Plaintiffs are generally entitled to actual, or compensatory, damages when prevailing in a breach of contract lawsuit. These actual damages can be divided into either direct or consequential damages. Direct damages are damages that occur naturally and necessarily as a result of a wrongful act by the defendant and are presumed to be foreseeable even if such damages are not contemplated by the parties when entering into the contract. Direct damages are generally measured as out of pocket losses or the benefit of the bargain lost. Benefit of the bargain damages are measured by the difference in the value expected minus the value actually received. Another way of stating it would be that the plaintiff is entitled to an amount of money that would put it in as good a position as if the defendant had performed on the contract. Consequential damages are damages that result from a breach when the breaching party has notice or could have foreseen that the other party would suffer and are said to have resulted naturally but not necessarily as a result of a wrongful act by the defendant. Consequential damages must be foreseeable. However, if a contract specifically contemplates certain damages that would otherwise be characterized as consequential damages, they will be considered direct damages. An example of direct damages would be the difference in a price agreed upon in a contract versus the actual price paid by the non-breaching party. So if Company A agreed to buy a product from Company B for $10,000 but Company B could not produce the product and Company A bought the product from Company C for $20,000, Company A’s direct damages would be $10,000. An example of consequential damages from the same set of facts would be the amount of lost sales Company A suffered as a result of Company B’s breach.
Prevailing plaintiffs are also entitled to prejudgment interest in certain circumstances and post-judgment interest in all cases. Post-judgment interest is available once a final judgment is rendered. If a rate of interest is specified in the contract sued upon, the plaintiff will be awarded the lesser of the rate specified in the contract or 18 percent. If no interest rate is specified, the going statutory rate will be awarded which is formulated in the Texas Finance Code and published monthly by the Office of Consumer Credit Commissioner.
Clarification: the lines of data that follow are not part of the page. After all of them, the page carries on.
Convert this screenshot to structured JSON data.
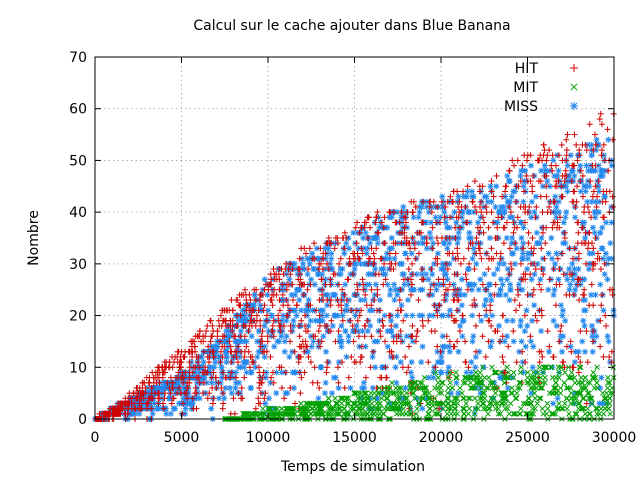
{
  "chart_data": {
    "type": "scatter",
    "title": "Calcul sur le cache  ajouter dans Blue Banana",
    "xlabel": "Temps de simulation",
    "ylabel": "Nombre",
    "xlim": [
      0,
      30000
    ],
    "ylim": [
      0,
      70
    ],
    "xticks": [
      0,
      5000,
      10000,
      15000,
      20000,
      25000,
      30000
    ],
    "yticks": [
      0,
      10,
      20,
      30,
      40,
      50,
      60,
      70
    ],
    "grid": true,
    "legend_position": "top-right",
    "series": [
      {
        "name": "HIT",
        "marker": "plus",
        "color": "#d00000",
        "trend": [
          [
            0,
            0
          ],
          [
            1500,
            3
          ],
          [
            3000,
            8
          ],
          [
            5000,
            14
          ],
          [
            7500,
            22
          ],
          [
            10000,
            28
          ],
          [
            12500,
            34
          ],
          [
            15000,
            38
          ],
          [
            17500,
            41
          ],
          [
            20000,
            44
          ],
          [
            22500,
            46
          ],
          [
            25000,
            52
          ],
          [
            27500,
            55
          ],
          [
            30000,
            61
          ]
        ]
      },
      {
        "name": "MIT",
        "marker": "x",
        "color": "#00a000",
        "trend": [
          [
            7500,
            0
          ],
          [
            10000,
            2
          ],
          [
            12500,
            3
          ],
          [
            15000,
            5
          ],
          [
            17500,
            7
          ],
          [
            20000,
            9
          ],
          [
            22500,
            10
          ],
          [
            25000,
            10
          ],
          [
            27500,
            10
          ],
          [
            30000,
            10
          ]
        ]
      },
      {
        "name": "MISS",
        "marker": "star",
        "color": "#2288ee",
        "trend": [
          [
            0,
            0
          ],
          [
            2500,
            5
          ],
          [
            5000,
            9
          ],
          [
            7500,
            17
          ],
          [
            10000,
            28
          ],
          [
            12500,
            33
          ],
          [
            15000,
            36
          ],
          [
            17500,
            41
          ],
          [
            20000,
            43
          ],
          [
            22500,
            45
          ],
          [
            25000,
            49
          ],
          [
            27500,
            52
          ],
          [
            30000,
            56
          ]
        ]
      }
    ]
  }
}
Chapter 38 of the Texas Civil Practice & Remedies Code also provides for the recovery of attorney’s fees in a breach of contract case. To recover attorney’s fees, the prevailing party must be represented by an attorney, must present a claim to the opposing party or an authorized agent of the opposing party and payment for the amount owed must not have been tendered prior to the expiration of 30 days from the date of presentment. Assuming proper demand was made, pleading requirements have been met and adequate proof of fees is presented to the court, the prevailing party will recover its fees whether it paid its attorney an hourly rate or on a contingency.